As with acupuncture, we train to be able to use very strong techniques as well as very gentle techniques so that we can adjust what we do to suit you and the kind of stimulation your body needs.
Much of what we do might seem like regular massage, with or without useful oils and liniments, but we also have ways of opening up joints and lengthening the muscles. We have specialist treatments where we massage the abdominal cavity (much like visceral osteopathy) and also where we mobilise the feet.
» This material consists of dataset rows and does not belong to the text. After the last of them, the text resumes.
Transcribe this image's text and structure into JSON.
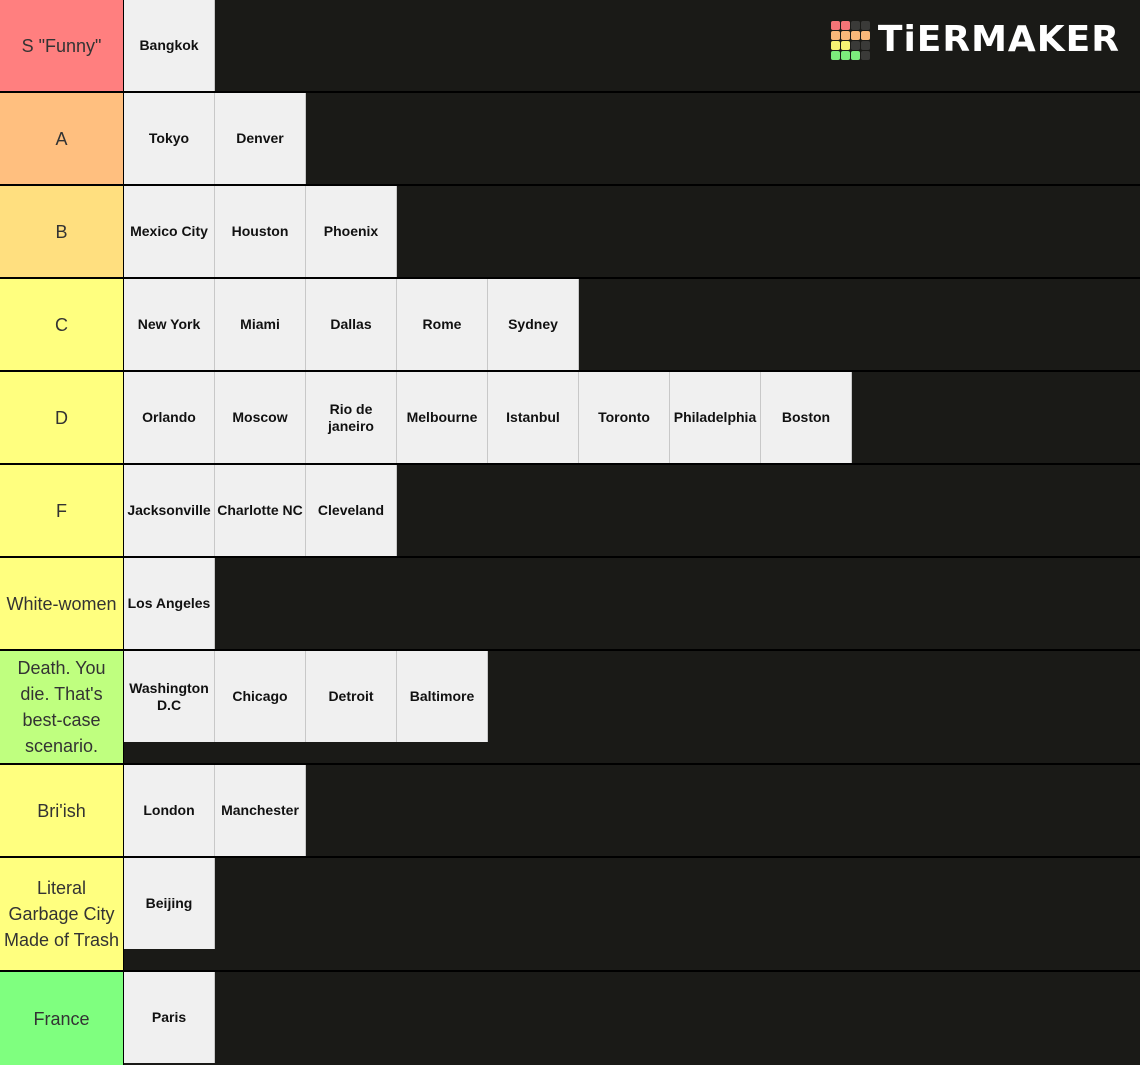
{
  "logo": {
    "text": "TiERMAKER",
    "grid_colors": [
      "#f47477",
      "#f47477",
      "#3a3a38",
      "#3a3a38",
      "#f8b77a",
      "#f8b77a",
      "#f8b77a",
      "#f8b77a",
      "#f7f373",
      "#f7f373",
      "#3a3a38",
      "#3a3a38",
      "#7ceb7c",
      "#7ceb7c",
      "#7ceb7c",
      "#3a3a38"
    ]
  },
  "tiers": [
    {
      "label": "S \"Funny\"",
      "color": "#ff7f7f",
      "items": [
        "Bangkok"
      ]
    },
    {
      "label": "A",
      "color": "#ffbf7f",
      "items": [
        "Tokyo",
        "Denver"
      ]
    },
    {
      "label": "B",
      "color": "#ffdf7f",
      "items": [
        "Mexico City",
        "Houston",
        "Phoenix"
      ]
    },
    {
      "label": "C",
      "color": "#ffff7f",
      "items": [
        "New York",
        "Miami",
        "Dallas",
        "Rome",
        "Sydney"
      ]
    },
    {
      "label": "D",
      "color": "#ffff7f",
      "items": [
        "Orlando",
        "Moscow",
        "Rio de janeiro",
        "Melbourne",
        "Istanbul",
        "Toronto",
        "Philadelphia",
        "Boston"
      ]
    },
    {
      "label": "F",
      "color": "#ffff7f",
      "items": [
        "Jacksonville",
        "Charlotte NC",
        "Cleveland"
      ]
    },
    {
      "label": "White-women",
      "color": "#ffff7f",
      "items": [
        "Los Angeles"
      ]
    },
    {
      "label": "Death. You die. That's best-case scenario.",
      "color": "#bfff7f",
      "items": [
        "Washington D.C",
        "Chicago",
        "Detroit",
        "Baltimore"
      ],
      "tall": true
    },
    {
      "label": "Bri'ish",
      "color": "#ffff7f",
      "items": [
        "London",
        "Manchester"
      ]
    },
    {
      "label": "Literal Garbage City Made of Trash",
      "color": "#ffff7f",
      "items": [
        "Beijing"
      ],
      "tall": true
    },
    {
      "label": "France",
      "color": "#7fff7f",
      "items": [
        "Paris"
      ]
    }
  ]
}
Finally "deep qi" treatments are very light, but deeply relaxing hands on sessions which can have a profound effect.
We have a powdered herb pharmacy and we can dispense formulas which are easy to prepare without the need for elaborate boiling. We also have a herbalist for one to one consultations to prescribe tailored prescriptions where required.
We will teach whichever breathing, stretching or strengthening exercises that are appropriate for you.
All YUJI practitioners practice qi gong (or dao yin) daily, but we usually only teach the form that we use to other practitioners. It is not that it is secret, just that it is designed to make our hands warm and sensitive and so it really is only of use to practitioners. We do, however have a morning Qi gong class which we run locally to the clinic which promotes general balance and good health.